When we released our Mid-Season Top 50 Prospects eBook last week (which you can purchase here and get reports on all 50 prospects), we had a few extra profiles written up in the event that a player was traded away, released, or named later. Sure enough, the day we published the book, Chris Bostick was designated for assignment, and was later traded to the Marlins.
Bostick was our number 36 ranked prospect in the system, and his departure opens a spot at the back of the list. Conner Uselton was next up for us, and moves into our top 50 with the departure of Bostick.
We had a few questions about where Uselton was ranked, and pointed out in the past that he was just outside of the top 50. Other outlets have him rated much higher. We had him lower due to a combination of the poor performance this year, the reduction in speed after his hamstring injury last year, and the older age for a guy coming out of high school.

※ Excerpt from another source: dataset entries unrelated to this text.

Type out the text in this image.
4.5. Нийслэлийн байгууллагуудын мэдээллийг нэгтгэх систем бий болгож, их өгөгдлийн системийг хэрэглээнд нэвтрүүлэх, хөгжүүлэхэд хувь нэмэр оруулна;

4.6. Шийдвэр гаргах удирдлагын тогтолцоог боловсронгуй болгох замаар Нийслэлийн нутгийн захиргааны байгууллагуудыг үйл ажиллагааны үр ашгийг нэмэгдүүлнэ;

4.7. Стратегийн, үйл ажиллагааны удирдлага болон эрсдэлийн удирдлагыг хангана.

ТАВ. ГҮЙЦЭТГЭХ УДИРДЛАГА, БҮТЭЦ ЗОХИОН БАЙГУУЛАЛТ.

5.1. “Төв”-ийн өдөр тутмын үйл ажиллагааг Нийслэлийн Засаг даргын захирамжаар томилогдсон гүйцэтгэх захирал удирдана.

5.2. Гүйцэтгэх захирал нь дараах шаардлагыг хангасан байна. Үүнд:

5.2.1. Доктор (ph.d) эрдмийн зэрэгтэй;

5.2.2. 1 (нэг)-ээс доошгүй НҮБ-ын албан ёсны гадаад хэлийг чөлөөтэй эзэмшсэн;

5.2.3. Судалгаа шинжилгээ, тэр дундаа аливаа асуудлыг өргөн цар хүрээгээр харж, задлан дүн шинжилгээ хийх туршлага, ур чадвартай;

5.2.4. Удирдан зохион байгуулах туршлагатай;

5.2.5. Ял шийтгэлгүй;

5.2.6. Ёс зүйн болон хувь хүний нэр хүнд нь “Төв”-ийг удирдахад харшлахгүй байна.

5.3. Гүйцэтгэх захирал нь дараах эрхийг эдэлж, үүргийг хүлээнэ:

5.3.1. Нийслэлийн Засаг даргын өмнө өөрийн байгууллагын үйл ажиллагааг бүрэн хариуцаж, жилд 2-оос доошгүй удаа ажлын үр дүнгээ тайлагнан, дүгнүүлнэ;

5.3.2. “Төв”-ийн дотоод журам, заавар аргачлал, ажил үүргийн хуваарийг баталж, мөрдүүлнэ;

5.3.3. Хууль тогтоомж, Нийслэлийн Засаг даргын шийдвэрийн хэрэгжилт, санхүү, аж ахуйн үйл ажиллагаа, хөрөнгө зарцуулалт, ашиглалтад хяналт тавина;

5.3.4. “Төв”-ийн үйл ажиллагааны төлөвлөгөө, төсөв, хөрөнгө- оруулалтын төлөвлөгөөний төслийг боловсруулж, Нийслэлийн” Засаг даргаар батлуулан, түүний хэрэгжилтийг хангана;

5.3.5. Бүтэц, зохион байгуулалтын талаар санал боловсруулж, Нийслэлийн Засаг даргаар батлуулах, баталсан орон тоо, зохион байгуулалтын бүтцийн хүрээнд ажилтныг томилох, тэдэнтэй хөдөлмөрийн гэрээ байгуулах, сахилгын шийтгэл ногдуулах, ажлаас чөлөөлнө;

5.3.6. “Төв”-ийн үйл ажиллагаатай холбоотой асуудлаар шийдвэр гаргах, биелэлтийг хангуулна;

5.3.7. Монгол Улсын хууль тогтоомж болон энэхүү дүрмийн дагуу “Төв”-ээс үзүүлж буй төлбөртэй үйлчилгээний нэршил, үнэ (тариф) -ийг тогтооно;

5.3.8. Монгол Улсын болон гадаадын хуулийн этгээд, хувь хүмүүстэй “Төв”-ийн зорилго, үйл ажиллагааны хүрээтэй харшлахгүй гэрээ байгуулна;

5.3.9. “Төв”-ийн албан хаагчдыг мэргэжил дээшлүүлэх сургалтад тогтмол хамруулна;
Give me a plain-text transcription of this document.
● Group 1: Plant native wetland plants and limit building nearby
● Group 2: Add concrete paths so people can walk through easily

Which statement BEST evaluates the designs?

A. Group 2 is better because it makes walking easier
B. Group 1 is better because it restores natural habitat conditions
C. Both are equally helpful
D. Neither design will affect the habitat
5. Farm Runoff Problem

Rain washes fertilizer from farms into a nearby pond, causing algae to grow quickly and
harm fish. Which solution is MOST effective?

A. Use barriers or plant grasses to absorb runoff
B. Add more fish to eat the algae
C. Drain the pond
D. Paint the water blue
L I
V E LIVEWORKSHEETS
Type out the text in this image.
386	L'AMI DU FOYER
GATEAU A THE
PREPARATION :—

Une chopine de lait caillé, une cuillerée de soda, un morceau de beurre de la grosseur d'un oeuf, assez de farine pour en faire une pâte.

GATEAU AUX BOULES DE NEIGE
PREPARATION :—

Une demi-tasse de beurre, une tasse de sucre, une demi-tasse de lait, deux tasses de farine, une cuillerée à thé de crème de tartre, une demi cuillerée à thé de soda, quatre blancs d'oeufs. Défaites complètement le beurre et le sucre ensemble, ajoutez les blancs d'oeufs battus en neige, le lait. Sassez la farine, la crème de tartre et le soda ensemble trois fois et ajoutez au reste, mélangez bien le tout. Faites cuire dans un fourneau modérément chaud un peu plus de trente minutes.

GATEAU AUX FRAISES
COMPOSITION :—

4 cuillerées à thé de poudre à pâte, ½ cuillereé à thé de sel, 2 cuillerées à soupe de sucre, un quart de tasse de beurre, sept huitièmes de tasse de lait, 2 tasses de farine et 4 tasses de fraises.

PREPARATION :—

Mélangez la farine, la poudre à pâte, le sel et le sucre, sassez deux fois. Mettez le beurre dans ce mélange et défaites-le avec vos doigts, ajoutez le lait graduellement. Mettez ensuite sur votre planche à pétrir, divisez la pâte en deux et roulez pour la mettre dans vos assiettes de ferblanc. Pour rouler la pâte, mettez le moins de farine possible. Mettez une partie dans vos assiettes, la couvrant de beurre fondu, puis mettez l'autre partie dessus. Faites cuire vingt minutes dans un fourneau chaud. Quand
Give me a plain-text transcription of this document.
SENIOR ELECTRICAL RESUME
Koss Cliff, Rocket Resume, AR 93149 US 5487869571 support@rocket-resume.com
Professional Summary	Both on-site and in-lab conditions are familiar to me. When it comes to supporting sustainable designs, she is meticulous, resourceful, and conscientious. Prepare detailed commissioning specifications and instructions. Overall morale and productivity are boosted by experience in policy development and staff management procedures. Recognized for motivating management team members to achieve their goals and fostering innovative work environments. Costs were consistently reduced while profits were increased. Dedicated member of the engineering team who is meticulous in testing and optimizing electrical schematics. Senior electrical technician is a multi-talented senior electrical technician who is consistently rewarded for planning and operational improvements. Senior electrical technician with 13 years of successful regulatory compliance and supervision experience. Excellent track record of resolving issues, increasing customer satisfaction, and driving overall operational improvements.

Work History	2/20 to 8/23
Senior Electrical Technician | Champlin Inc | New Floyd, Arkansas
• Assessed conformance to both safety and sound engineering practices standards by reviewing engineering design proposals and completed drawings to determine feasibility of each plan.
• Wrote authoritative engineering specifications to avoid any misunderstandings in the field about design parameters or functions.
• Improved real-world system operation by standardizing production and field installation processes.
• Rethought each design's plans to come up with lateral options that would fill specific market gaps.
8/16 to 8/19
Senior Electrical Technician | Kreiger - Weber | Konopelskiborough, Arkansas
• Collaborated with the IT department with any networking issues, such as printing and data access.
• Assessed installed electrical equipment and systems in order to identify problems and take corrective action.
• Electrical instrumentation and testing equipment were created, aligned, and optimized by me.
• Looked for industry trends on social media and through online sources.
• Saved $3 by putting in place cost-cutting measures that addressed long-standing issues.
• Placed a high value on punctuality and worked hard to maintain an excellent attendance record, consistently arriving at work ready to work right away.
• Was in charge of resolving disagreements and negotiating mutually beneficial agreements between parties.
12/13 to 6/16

I feel like the status of a big bonus, second round pick is still elevating Uselton in some rankings. We ignore those factors and only focus on the player. In this case, you’ve got a player who has some upside and projection, with a lot of raw power potential, but who hasn’t seen that translate to the stats, and who has struggled while losing some speed after an injury. Uselton has some upside, but is a project, reflecting his standing in the back of the top 50. Here is the report we wrote up for the book:
Uselton was drafted 72nd overall last year out of high school and the Pirates gave him a $900,000 bonus. He was an athletic 6’3″ righty bat with big power potential, who profiled as a corner outfielder, but he could possibly play some center field. We were there to see him pick up three hits in his pro debut and it was a good thing we showed up then, because he was injured in his second game. Uselton had a small tear in his hamstring, which put him out for the season. We rated him 33rd overall in our 2018 guide which was lower than most. That was due to the unknown from the injury, the lost time and the fact that he was old for his draft class, turning 19 weeks before the draft.
Uselton impressed at the plate in Extended Spring Training this year with his ability to make hard contact. He didn’t have the best results, but he was doing much better than what we have seen with Bristol this season. His .570 OPS through play on August 2nd had him just four spots above the worst hitter in the league and he is still looking for his first homer in pro ball. The athleticism we heard about has not shown, as he’s an average runner at best and he doesn’t cover much ground in right field, making center field very unlikely for his future. His one strength this season has been an above average arm, though he’s still looking for his first outfield assist.